国際社会のトップ政治家たちもこの戦争をどんな形で収束に持って行けるのか、ハッキリした見通しは持てていないだろう。
とりあえず現状をざっと確認してみたい。
2022年の2月28日にロシアがウクライナの侵攻に踏み切った。ロシアはすでに事実上、ウクライナの東部4州(ドネツク州、ルガンスク州、ザポリージャ州、ヘルソン州)を制圧している状況であり、2022年の9月30日にはすでにプーチンがその4州の併合宣言を出している。

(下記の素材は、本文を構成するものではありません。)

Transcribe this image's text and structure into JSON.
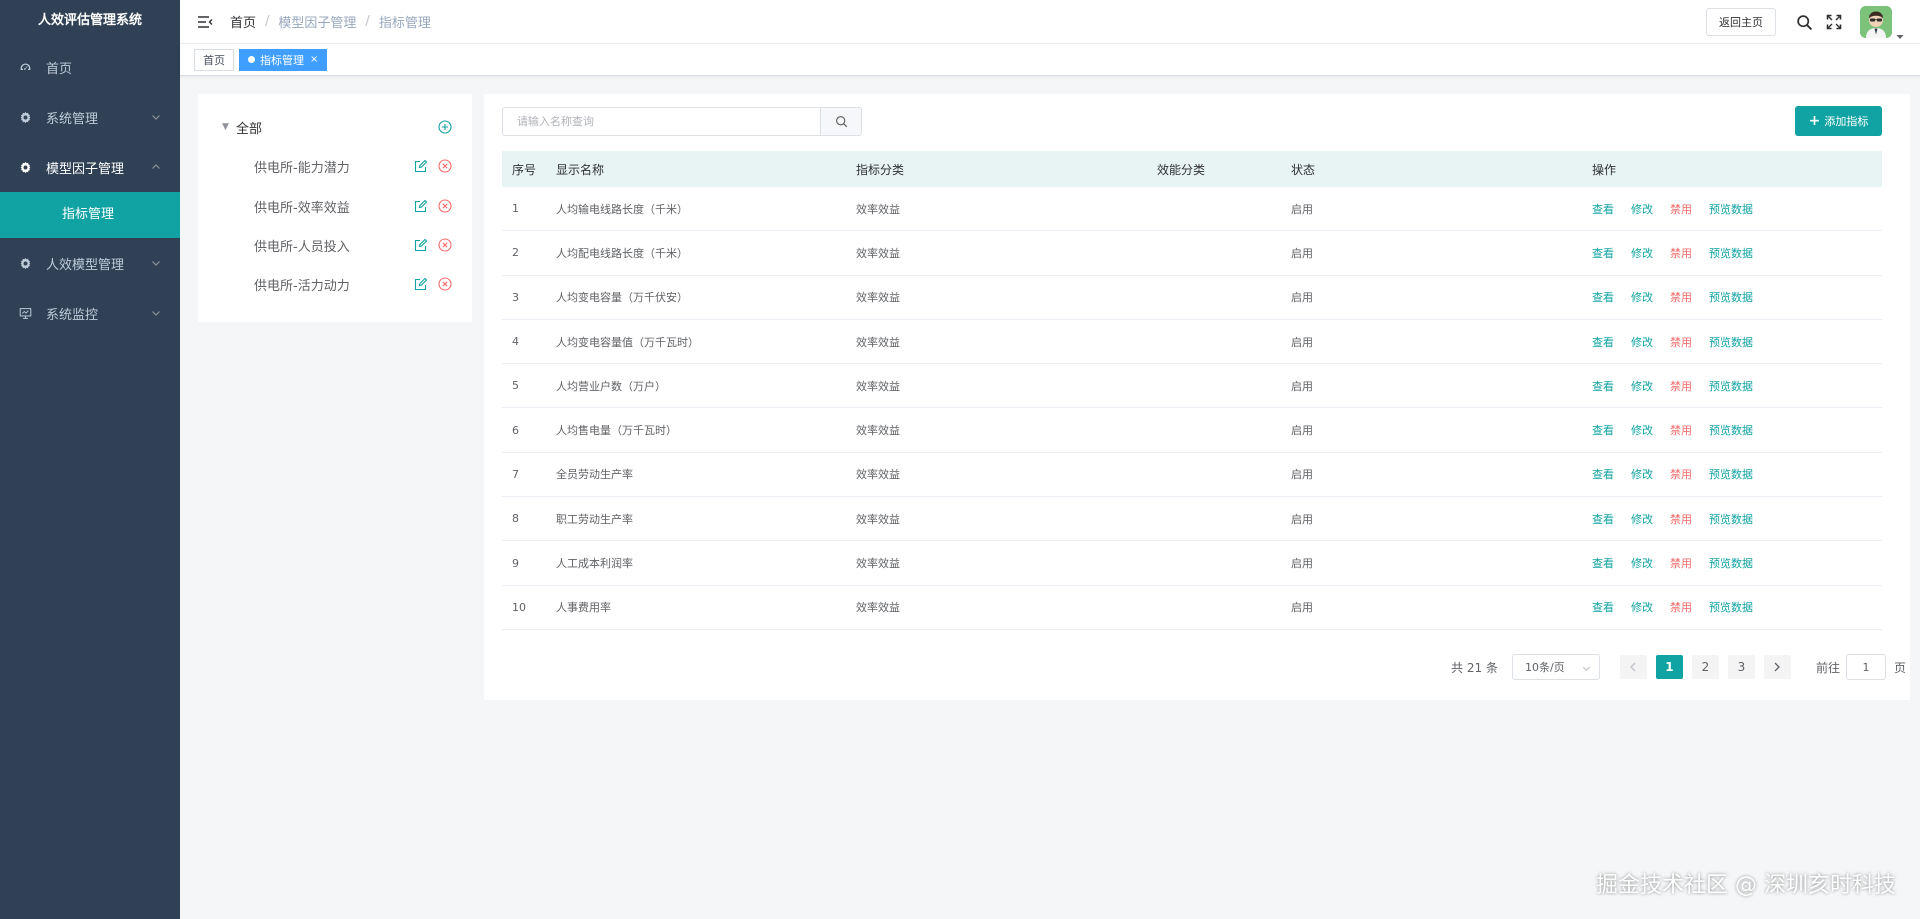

ただロシアが思うように攻め切れていないのも事実で、実際、当初のキーウへの電撃的攻撃と制圧の目論見はあっさり頓挫してしまった。その後も西側諸国が供与する武器でウクライナ軍はロシア相手に防戦と言えどかなり食い止めているのも事実であり、ジャベリン(対戦車ミサイル)などの武器が大きな戦果を挙げていると言われる。ドイツからレオパルト、イギリスからチャレンジャーなど数10台の新型戦車が新たに供与される予定であり、ウクライナ兵の一部は操戦車の訓練に従事していると言われる。

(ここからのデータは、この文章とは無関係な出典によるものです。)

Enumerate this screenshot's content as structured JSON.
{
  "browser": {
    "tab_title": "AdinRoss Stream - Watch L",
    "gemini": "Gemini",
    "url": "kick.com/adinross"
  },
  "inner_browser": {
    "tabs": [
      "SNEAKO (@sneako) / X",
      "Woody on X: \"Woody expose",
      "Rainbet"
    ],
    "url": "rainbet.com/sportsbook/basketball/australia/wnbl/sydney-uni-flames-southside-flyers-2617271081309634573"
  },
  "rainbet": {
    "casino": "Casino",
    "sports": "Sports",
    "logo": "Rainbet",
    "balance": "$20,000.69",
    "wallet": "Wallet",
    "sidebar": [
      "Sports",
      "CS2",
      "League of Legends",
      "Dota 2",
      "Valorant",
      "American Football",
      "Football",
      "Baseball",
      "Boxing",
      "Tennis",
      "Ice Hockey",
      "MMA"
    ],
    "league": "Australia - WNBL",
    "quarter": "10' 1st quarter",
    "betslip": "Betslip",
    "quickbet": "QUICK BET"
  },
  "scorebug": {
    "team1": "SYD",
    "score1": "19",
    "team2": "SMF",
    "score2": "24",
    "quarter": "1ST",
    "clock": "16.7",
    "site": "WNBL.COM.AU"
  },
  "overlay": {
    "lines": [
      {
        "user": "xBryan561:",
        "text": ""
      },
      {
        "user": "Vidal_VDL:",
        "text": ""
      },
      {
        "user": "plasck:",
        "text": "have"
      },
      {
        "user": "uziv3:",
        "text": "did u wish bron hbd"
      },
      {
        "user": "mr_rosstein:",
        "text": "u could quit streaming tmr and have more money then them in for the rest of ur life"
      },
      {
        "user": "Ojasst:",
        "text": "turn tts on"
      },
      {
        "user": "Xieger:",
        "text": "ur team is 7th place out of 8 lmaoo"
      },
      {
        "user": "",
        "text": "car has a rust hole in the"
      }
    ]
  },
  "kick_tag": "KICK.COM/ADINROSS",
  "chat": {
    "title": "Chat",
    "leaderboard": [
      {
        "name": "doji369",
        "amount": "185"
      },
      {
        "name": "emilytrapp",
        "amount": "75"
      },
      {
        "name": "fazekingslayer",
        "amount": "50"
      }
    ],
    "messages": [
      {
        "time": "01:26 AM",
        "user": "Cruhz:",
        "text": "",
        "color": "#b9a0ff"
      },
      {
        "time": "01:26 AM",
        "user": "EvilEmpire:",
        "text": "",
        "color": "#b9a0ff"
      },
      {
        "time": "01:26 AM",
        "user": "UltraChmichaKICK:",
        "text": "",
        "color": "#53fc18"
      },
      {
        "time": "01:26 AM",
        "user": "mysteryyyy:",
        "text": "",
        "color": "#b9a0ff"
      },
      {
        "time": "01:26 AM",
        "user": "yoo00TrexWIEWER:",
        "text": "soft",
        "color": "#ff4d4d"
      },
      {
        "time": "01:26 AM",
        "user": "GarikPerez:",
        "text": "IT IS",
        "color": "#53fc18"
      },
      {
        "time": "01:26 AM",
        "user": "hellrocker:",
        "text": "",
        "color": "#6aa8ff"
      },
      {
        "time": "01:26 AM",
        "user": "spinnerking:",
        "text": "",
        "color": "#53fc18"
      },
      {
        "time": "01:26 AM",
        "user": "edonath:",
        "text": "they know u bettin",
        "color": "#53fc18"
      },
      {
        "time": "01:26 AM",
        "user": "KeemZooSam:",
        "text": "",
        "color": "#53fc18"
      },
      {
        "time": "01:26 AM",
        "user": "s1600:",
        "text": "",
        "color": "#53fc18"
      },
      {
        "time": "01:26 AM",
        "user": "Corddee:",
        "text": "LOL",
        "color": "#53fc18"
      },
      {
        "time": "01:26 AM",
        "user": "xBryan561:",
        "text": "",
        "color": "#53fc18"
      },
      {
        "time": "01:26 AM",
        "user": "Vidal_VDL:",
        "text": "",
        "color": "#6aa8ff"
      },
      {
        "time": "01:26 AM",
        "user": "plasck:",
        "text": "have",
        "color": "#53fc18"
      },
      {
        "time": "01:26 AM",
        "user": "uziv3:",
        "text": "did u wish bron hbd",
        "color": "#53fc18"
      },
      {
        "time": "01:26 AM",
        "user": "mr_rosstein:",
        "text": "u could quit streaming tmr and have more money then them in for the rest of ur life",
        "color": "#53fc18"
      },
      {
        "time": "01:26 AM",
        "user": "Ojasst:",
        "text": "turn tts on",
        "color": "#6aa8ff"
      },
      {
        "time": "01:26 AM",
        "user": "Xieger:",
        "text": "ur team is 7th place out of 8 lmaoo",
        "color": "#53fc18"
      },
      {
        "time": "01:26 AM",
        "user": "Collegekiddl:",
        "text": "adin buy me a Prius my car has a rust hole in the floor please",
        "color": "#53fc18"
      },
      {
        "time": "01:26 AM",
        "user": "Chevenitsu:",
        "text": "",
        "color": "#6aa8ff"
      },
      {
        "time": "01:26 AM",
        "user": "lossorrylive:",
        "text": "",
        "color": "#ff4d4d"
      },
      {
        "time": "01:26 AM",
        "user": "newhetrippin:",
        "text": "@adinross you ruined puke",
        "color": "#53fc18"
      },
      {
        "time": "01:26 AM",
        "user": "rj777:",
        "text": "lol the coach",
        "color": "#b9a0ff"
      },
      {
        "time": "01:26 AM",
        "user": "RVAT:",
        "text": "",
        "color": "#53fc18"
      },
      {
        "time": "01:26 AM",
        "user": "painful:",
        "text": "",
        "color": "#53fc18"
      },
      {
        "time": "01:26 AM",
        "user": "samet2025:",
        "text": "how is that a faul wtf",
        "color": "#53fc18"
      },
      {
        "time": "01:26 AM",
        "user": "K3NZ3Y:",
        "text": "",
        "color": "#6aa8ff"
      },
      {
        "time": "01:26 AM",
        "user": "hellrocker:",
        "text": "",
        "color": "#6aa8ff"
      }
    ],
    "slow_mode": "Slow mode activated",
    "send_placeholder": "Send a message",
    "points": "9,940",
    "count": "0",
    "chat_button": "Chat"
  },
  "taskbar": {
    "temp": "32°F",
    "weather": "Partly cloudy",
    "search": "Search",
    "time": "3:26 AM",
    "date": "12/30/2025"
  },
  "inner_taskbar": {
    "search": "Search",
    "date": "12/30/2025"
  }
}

戦争の発端については、ウクライナがNATOに加盟する動きを見せたのを、プーチンが面白く思わなかった、西側諸国がレッドラインを超えたとみなしたためだ、と見るのが通説だろう。
プーチンの言い分としては、ウクライナの精鋭部隊アゾフ大隊がロシア系住民を虐殺したため、ウクライナ国内のロシア国民を救済するために進軍したのだという建前になっている。これは様々な説が飛び交っていて、アゾフ大隊をめぐる情報の真偽のほどは私にはよく分からない。ただ、それは侵攻のための目先の口実であることはほぼ疑いなく、NATOがロシアの間近に迫ってきたため、そこまでのNATOの東方拡大策にはプーチンにとって我慢がならなかったということだろう。90年2月9日に米国のベーカー国務長官はソ連のゴルバチョフ書記長に対して「NATO軍の管轄は1インチも東に拡大しない」と発言したとされる。プーチンはこの発言をずっと気にしていると見られる。しかし2国間で正式に取り交わす外交文書に明記した文言でもなく、1政治家の思い付きの発言にすぎないため、これにこだわるプーチンがおかしいというのが西側の一般的見方だ。
ロシアが一方的に侵略を始めたのであり、戦争の災禍の責任は全面的にロシアにある、罰せられるべきはロシアだということで、おおむね西側の見方は一致しており対ロシアの経済制裁がかけられている現状だが、少しずつ角度の違った見方も出ている。
エマニュエルトッドのベストセラーですでに有名になったと思われる見方だが、ウクライナ戦争の責任はNATOにある、とする説もある。先述したように、ソ連崩壊の直後は、西側のトップ政治家の一部はNATOを東方拡大しないような態度を見せていた。トップ政治家でなくとも、NATOが東方拡大をエスカレートさせればロシアの感情を逆なでするのは分かりそうな話だ。2021年の9月にはアメリカ主導で多国籍軍とウクライナ軍の軍事演習を実施している。また10月になるとアメリカはウクライナに180基の対戦車ミサイル、ジャベリンを提供している。バイデン率いるアメリカは緊張をあおるような行動をウクライナでとっているのである。さらに12月になると、バイデンは「ウクライナで戦争が起こっても米兵は派遣しない」と発言している。これらの一連の行動はプーチンに戦争を促しているようなものだ、と見る識者も少なくない。